Genomic reports and interpretation

While the components outlined above focus on the genomic information generated by laboratories and subsequent analysis, there is also a pressing need to consider access to genomic diagnostic reports and interpretation. Reports are currently stored within individual Health Board Scottish Care Information (SCI) Store systems, frequently in PDF formats that require complicated efforts to share or data-mine the vital clinical information that they contain or which follow reporting standards that are not designed with patients as the intended end users. We need to ensure, in conjunction with the wider SSND, a whole-system approach is taken so that diagnostic information is securely accessible to those who need it across health and care systems, including primary care. We need to consider, as a whole, how these reports and the reporting standards used fit with the wider ambitions to provide access for patients to their own health records.

Data interoperability

Underlying these components is the importance of data interoperability; the ability to integrate genomic data with other health and care data in Scotland at a local, regional and national level, and to link up across the UK and internationally to share genomic intelligence. In Scotland, we have the Community Health Index (CHI) which is used for health care purposes and uniquely identifies a person. The CHI acts as a principal means of recording demographic information for patients within the NHS. A technical change programme is underway to revise the CHI and make it more flexible and functional across the wider health and social care system. Within the development of data solutions and digital infrastructure, there is a need for CHI-linked genomic data, in conjunction with common data models and standards, that can support the gathering of intelligence and translation into datasets for research and integration with other sources of data to allow real world evidence studies of the value of different genomic technologies and tests across Scotland.

Working to address racialised inequalities within data systems

The Expert Reference Group on COVID-19 and Ethnicity established by the Scottish Government in 2020 to consider the impact of COVID-19 on minority ethnic communities considered evidence of systemic data inadequacies, risks and harms within Scotland.[22] There is also a known lack of diversity within genomic data and variant repositories and structural biases within many new tools and technologies. We will work with the Anti-Racism Observatory to ensure that infrastructure and processes developed to support genomic medicine in Scotland do not perpetuate racialised systemic inequity and that there are clear guidelines on how race and ethnicity data is collected and used responsibly as risk markers rather than risk factors.
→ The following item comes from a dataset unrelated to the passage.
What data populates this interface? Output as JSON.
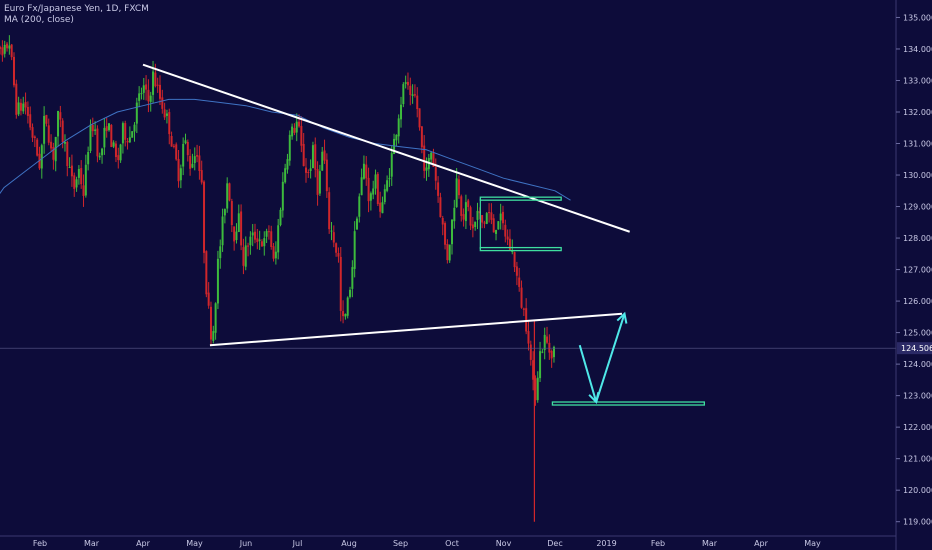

Data for research, innovation and service improvement

We will also find ways to capture data on genomic medicine service processes and clinical outcomes to assess their reach, effectiveness, adoption, implementation and maintenance, in conjunction with work around a national genomic data return as detailed below.

What will this mean for people of Scotland?

Having a fit-for-purpose data infrastructure will ensure that people’s genomic data is stored safely and securely. It will also enable scientists and clinicians to get the most out of working with data to improve people’s lives, with interoperability across systems to enable greater collaboration.